June 14 (or “Liberation Day,” as the British call it) will find President Cristina Fernández de Kirchner heading up the Argentine delegation at the United Nations Decolonization Committee. It will be the first presence of an Argentine head of state at that UN committee in New York. In contrast with this image of a president “stooping” to committee level to highlight the importance of the issue, Her Majesty’s Government will fly Foreign Office Minister (i.e. No.2) Jeremy Browne as master of ceremonies to the Malvinas.
Nevertheless, the Port Stanley ceremony does not claim to be just a special parade for the war dead, veterans and families on both sides of the conflict. Busy Browne (perhaps the frequent flier of the year after two swings through South America) will be accompanied by Gibraltar Labour Minister Joe Bossano. His presence will undoubtedly leave a far more symbolic (and thorny) message than the Foreign Office’s second-in-command.
Self-determination
And not just because of Bossano’s track record as a former trade unionist educated at the London School of Economics, twice Chief Minister of the “Overseas Territory” of the Rock and a member of the ruling Gibraltar Socialist Labour Party (GSLP). What Bossano most or best represents is his militantly inflexible stance against returning Gibraltar to Spain, which lays claims to the British overseas territory. “Give Spain No Hope” has been his slogan for decades now.
Whether by chance or not, as if to drive the message completely home (or rub salt even more into the wounds), Bossano will land on the disputed islands after a stopover in Ecuador.

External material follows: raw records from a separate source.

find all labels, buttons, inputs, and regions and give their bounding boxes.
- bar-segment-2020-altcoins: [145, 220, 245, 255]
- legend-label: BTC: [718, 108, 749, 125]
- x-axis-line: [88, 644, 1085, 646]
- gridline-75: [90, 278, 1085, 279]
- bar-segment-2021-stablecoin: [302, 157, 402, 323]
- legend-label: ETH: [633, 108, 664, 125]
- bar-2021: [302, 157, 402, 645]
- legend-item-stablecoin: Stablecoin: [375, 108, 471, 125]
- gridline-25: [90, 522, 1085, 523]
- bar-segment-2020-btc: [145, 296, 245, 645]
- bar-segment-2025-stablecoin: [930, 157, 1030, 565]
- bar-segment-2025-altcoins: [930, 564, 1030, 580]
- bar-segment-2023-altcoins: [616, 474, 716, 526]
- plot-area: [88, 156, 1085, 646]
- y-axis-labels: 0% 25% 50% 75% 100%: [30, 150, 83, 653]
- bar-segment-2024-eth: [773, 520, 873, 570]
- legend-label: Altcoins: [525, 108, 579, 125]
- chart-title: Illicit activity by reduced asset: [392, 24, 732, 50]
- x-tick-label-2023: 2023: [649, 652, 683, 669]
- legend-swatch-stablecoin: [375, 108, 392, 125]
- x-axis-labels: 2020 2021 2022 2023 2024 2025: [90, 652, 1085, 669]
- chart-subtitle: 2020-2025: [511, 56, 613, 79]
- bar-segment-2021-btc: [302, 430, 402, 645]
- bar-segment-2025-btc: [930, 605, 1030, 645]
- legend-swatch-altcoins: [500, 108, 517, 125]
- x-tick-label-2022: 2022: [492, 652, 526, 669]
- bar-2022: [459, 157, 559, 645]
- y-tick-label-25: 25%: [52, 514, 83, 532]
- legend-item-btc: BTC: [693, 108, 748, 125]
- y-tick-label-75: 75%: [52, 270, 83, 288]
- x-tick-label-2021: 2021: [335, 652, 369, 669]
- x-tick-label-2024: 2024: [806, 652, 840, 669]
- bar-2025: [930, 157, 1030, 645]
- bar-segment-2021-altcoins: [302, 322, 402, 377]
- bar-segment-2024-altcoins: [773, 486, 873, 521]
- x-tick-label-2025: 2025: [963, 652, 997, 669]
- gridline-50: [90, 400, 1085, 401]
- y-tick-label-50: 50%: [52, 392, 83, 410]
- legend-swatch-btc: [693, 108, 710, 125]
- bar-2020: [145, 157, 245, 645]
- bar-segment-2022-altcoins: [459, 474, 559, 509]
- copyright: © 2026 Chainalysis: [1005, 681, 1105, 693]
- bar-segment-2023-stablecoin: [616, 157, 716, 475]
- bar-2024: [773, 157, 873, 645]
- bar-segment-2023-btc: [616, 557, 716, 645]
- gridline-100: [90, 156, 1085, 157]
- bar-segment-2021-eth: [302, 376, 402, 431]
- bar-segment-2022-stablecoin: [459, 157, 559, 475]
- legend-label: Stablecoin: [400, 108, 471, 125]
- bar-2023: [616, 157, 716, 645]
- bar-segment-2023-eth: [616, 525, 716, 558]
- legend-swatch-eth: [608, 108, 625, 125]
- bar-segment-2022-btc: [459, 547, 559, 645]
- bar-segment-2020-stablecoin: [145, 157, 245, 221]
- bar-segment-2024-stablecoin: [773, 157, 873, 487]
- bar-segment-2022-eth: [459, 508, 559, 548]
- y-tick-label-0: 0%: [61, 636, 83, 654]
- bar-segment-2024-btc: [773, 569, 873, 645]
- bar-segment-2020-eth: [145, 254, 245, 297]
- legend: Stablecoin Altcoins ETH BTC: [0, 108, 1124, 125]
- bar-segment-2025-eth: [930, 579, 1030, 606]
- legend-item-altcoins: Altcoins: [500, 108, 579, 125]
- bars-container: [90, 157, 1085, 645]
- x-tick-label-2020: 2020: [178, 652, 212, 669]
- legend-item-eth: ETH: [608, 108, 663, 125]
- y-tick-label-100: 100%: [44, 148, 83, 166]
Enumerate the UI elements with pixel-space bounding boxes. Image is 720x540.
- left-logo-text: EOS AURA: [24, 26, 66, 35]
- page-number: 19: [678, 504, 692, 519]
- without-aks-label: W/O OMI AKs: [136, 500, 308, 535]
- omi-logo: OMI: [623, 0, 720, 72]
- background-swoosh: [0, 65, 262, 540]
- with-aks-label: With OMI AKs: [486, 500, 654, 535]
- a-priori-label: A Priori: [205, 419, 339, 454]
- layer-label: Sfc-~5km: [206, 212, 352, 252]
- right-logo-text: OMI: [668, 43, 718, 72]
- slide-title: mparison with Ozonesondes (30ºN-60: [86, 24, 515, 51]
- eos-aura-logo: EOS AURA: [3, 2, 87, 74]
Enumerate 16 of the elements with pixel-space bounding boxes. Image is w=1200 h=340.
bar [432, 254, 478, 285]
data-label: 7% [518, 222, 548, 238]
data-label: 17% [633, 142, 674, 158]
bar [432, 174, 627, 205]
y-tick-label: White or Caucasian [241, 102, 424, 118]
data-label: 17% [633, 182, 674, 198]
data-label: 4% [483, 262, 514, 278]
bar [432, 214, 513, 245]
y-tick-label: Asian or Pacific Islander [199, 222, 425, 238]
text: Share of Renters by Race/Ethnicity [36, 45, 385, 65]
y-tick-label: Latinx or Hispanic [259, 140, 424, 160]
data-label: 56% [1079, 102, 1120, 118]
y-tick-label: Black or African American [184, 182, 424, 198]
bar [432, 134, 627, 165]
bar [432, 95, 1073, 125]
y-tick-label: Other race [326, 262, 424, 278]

Nothing extraordinary about that prior stop in Quito, except that he will attend a seminar organized by the United Nations. Its subject? Nothing less than decolonization.
In Quito he will be sure to reaffirm Gibraltar’s right to self-determination and its veto rights over any agreement reached between Spain and the United Kingdom. This will not precisely be music in the ears of the Argentine government, which dismisses any chance of self-determination for the islanders out of hand. But nor will it sound any better for Spain, which in recent weeks, amid its financial debacle and plunging credit ratings, has seen how London stokes the flames of a fire never entirely extinguished over the Gibraltar issue.